Da, wo Angst herrscht, wo verschlossene Türen sind,
geht es würde- und glanzlos zu,
da verbergen Menschen sich selbst und ihr Innerstes.
Das Stärkste und das Schwächste,
die Angst und die Hoffnung findet keinen Ausdruck.
Und das Leben selbst schwindet,
wie es nicht mehr in der Mitte der Jünger ist, als sie sich verbarrikadieren,
wie es auch kaum noch in der Mitte der Kirche zu sein scheint,
in der Menschen in ihren Lebens- und Liebesgeschichten
nicht wirklich auftauchen, nicht wirklich von sich erzählen können.
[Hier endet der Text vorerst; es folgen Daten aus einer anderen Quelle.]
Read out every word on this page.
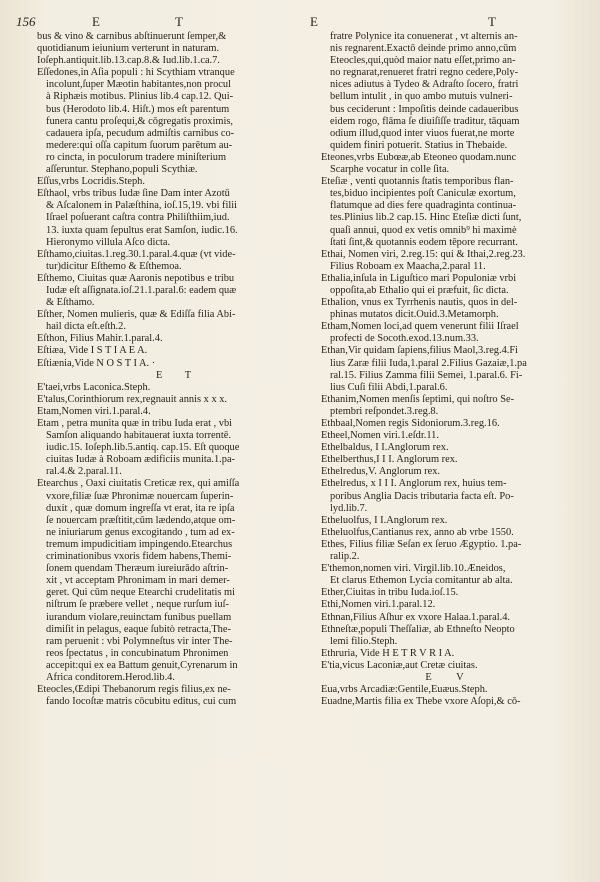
156	E	T	E	T
bus & vino & carnibus abſtinuerunt ſemper,&
quotidianum ieiunium verterunt in naturam.
Ioſeph.antiquit.lib.13.cap.8.& Iud.lib.1.ca.7.
Eſſedones,in Aſia populi : hi Scythiam vtranque
incolunt,ſuper Mæotin habitantes,non procul
à Riphæis motibus. Plinius lib.4 cap.12. Qui-
bus (Herodoto lib.4. Hiſt.) mos eſt parentum
funera cantu proſequi,& cōgregatis proximis,
cadauera ipſa, pecudum admiſtis carnibus co-
medere:qui oſſa capitum ſuorum parētum au-
ro cincta, in poculorum tradere miniſterium
aſſeruntur. Stephano,populi Scythiæ.
Eſſus,vrbs Locridis.Steph.
Eſthaol, vrbs tribus Iudæ ſine Dam inter Azotū
& Aſcalonem in Palæſthina, ioſ.15,19. vbi filii
Iſrael poſuerant caſtra contra Philiſthiim,iud.
13. iuxta quam ſepultus erat Samſon, iudic.16.
Hieronymo villula Aſco dicta.
Eſthamo,ciuitas.1.reg.30.1.paral.4.quæ (vt vide-
tur)dicitur Eſthemo & Eſthemoa.
Eſthemo, Ciuitas quæ Aaronis nepotibus e tribu
Iudæ eſt aſſignata.ioſ.21.1.paral.6: eadem quæ
& Eſthamo.
Eſther, Nomen mulieris, quæ & Ediſſa filia Abi-
hail dicta eſt.eſth.2.
Eſthon, Filius Mahir.1.paral.4.
Eſtiæa, Vide I S T I A E A.
Eſtiænia,Vide N O S T I A. ·
E T
E'taei,vrbs Laconica.Steph.
E'talus,Corinthiorum rex,regnauit annis x x x.
Etam,Nomen viri.1.paral.4.
Etam , petra munita quæ in tribu Iuda erat , vbi
Samſon aliquando habitauerat iuxta torrentē.
iudic.15. Ioſeph.lib.5.antiq. cap.15. Eſt quoque
ciuitas Iudæ à Roboam ædificiis munita.1.pa-
ral.4.& 2.paral.11.
Etearchus , Oaxi ciuitatis Creticæ rex, qui amiſſa
vxore,filiæ ſuæ Phronimæ nouercam ſuperin-
duxit , quæ domum ingreſſa vt erat, ita re ipſa
ſe nouercam præſtitit,cūm lædendo,atque om-
ne iniuriarum genus excogitando , tum ad ex-
tremum impudicitiam impingendo.Etearchus
criminationibus vxoris fidem habens,Themi-
ſonem quendam Theræum iureiurādo aſtrin-
xit , vt acceptam Phronimam in mari demer-
geret. Qui cūm neque Etearchi crudelitatis mi
niſtrum ſe præbere vellet , neque rurſum iuſ-
iurandum violare,reuinctam funibus puellam
dimiſit in pelagus, eaque ſubitò retracta,The-
ram peruenit : vbi Polymneſtus vir inter The-
reos ſpectatus , in concubinatum Phronimen
accepit:qui ex ea Battum genuit,Cyrenarum in
Africa conditorem.Herod.lib.4.
Eteocles,Œdipi Thebanorum regis filius,ex ne-
fando Iocoſtæ matris cōcubitu editus, cui cum
fratre Polynice ita conuenerat , vt alternis an-
nis regnarent.Exactō deinde primo anno,cūm
Eteocles,qui,quòd maior natu eſſet,primo an-
no regnarat,renueret fratri regno cedere,Poly-
nices adiutus à Tydeo & Adraſto ſocero, fratri
bellum intulit , in quo ambo mutuis vulneri-
bus ceciderunt : Impoſitis deinde cadaueribus
eidem rogo, flāma ſe diuiſiſſe traditur, tāquam
odium illud,quod inter viuos fuerat,ne morte
quidem finiri potuerit. Statius in Thebaide.
Eteones,vrbs Eubœæ,ab Eteoneo quodam.nunc
Scarphe vocatur in colle ſita.
Eteſiæ , venti quotannis ſtatis temporibus flan-
tes,biduo incipientes poſt Caniculæ exortum,
flatumque ad dies fere quadraginta continua-
tes.Plinius lib.2 cap.15. Hinc Eteſiæ dicti ſunt,
quaſi annui, quod ex vetis omnib⁹ hi maximè
ſtati ſint,& quotannis eodem tēpore recurrant.
Ethai, Nomen viri, 2.reg.15: qui & Ithai,2.reg.23.
Filius Roboam ex Maacha,2.paral 11.
Ethalia,inſula in Liguſtico mari Populoniæ vrbi
oppoſita,ab Ethalio qui ei præfuit, ſic dicta.
Ethalion, vnus ex Tyrrhenis nautis, quos in del-
phinas mutatos dicit.Ouid.3.Metamorph.
Etham,Nomen loci,ad quem venerunt filii Iſrael
profecti de Socoth.exod.13.num.33.
Ethan,Vir quidam ſapiens,filius Maol,3.reg.4.Fi
lius Zaræ filii Iuda,1.paral 2.Filius Gazaiæ,1.pa
ral.15. Filius Zamma filii Semei, 1.paral.6. Fi-
lius Cuſi filii Abdi,1.paral.6.
Ethanim,Nomen menſis ſeptimi, qui noſtro Se-
ptembri reſpondet.3.reg.8.
Ethbaal,Nomen regis Sidoniorum.3.reg.16.
Etheel,Nomen viri.1.eſdr.11.
Ethelbaldus, I I.Anglorum rex.
Ethelberthus,I I I. Anglorum rex.
Ethelredus,V. Anglorum rex.
Ethelredus, x I I I. Anglorum rex, huius tem-
poribus Anglia Dacis tributaria facta eſt. Po-
lyd.lib.7.
Etheluolfus, I I.Anglorum rex.
Etheluolfus,Cantianus rex, anno ab vrbe 1550.
Ethes, Filius filiæ Seſan ex ſeruo Ægyptio. 1.pa-
ralip.2.
E'themon,nomen viri. Virgil.lib.10.Æneidos,
Et clarus Ethemon Lycia comitantur ab alta.
Ether,Ciuitas in tribu Iuda.ioſ.15.
Ethi,Nomen viri.1.paral.12.
Ethnan,Filius Aſhur ex vxore Halaa.1.paral.4.
Ethneſtæ,populi Theſſaliæ, ab Ethneſto Neopto
lemi filio.Steph.
Ethruria, Vide H E T R V R I A.
E'tia,vicus Laconiæ,aut Cretæ ciuitas.
E V
Eua,vrbs Arcadiæ:Gentile,Euæus.Steph.
Euadne,Martis filia ex Thebe vxore Aſopi,& cō-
Wenn es stimmt, dass der Vorsitzende der Deutschen Bischofskonferenz beim erwähnten Katholikentag gesagt hat:
„Erinnern Sie Ihre eigenen Bischöfe an das,
was beschlossen wurde auf dem Synodalen Weg.“
dann sind wir weit entfernt von einer kirchlichen Gemeinschaft,
die einander groß sein lässt.
Oder sind wir in den unteren Rängen dazu da,
die Verantwortlichen in den oberen Rängen
an den Geist Jesu zu erinnern, an Menschenrechte,
sie daran zu erinnern, dass sie alles geben,
dass Menschen sich selbst zeigen können, ihr Innerstes, ihr Stärkstes,
ihr Schwächstes und auch ihr Schönstes?

Zum Leben Jesu hat es offensichtlich gehört,
wenn Er in Auseinandersetzung ging mit den Frommen seiner Zeit,
wenn Er Hartherzigkeit aufbrechen wollte
und den Menschen über den Sabbat stellte:
Da lebten jene auf, die eingeschüchtert waren,
sich dauergemaßregelt fühlten, ausgegrenzt,
denen man ihren Glauben absprach, die wie gelähmt durchs Leben gingen,
übersehen, nicht angesehen, darüber hinweg gesehen.
Jesus ließ sie alle groß sein:
den Samariter, den kleinwüchsigen Zachäus,
die Sünderin, die Ihm die Füße salbt,
die Jünger, denen Er die Füße wäscht.

Gib mir Würde, gib mir Glanz, gib mir Schönheit.
Gott tut das und riskiert in Jesus,
dass man Ihn würdelos behandelt, Ihm mit den Kleidern die Würde raubt,
Ihn hässlich macht und entstellt.
Was Menschen einander antun an Entwürdigendem, an Hässlichem
wird nicht bleiben und nicht das Letzte sein.
Diese österliche Botschaft holt Pfingsten in den Alltag
und drängt sie zu leben.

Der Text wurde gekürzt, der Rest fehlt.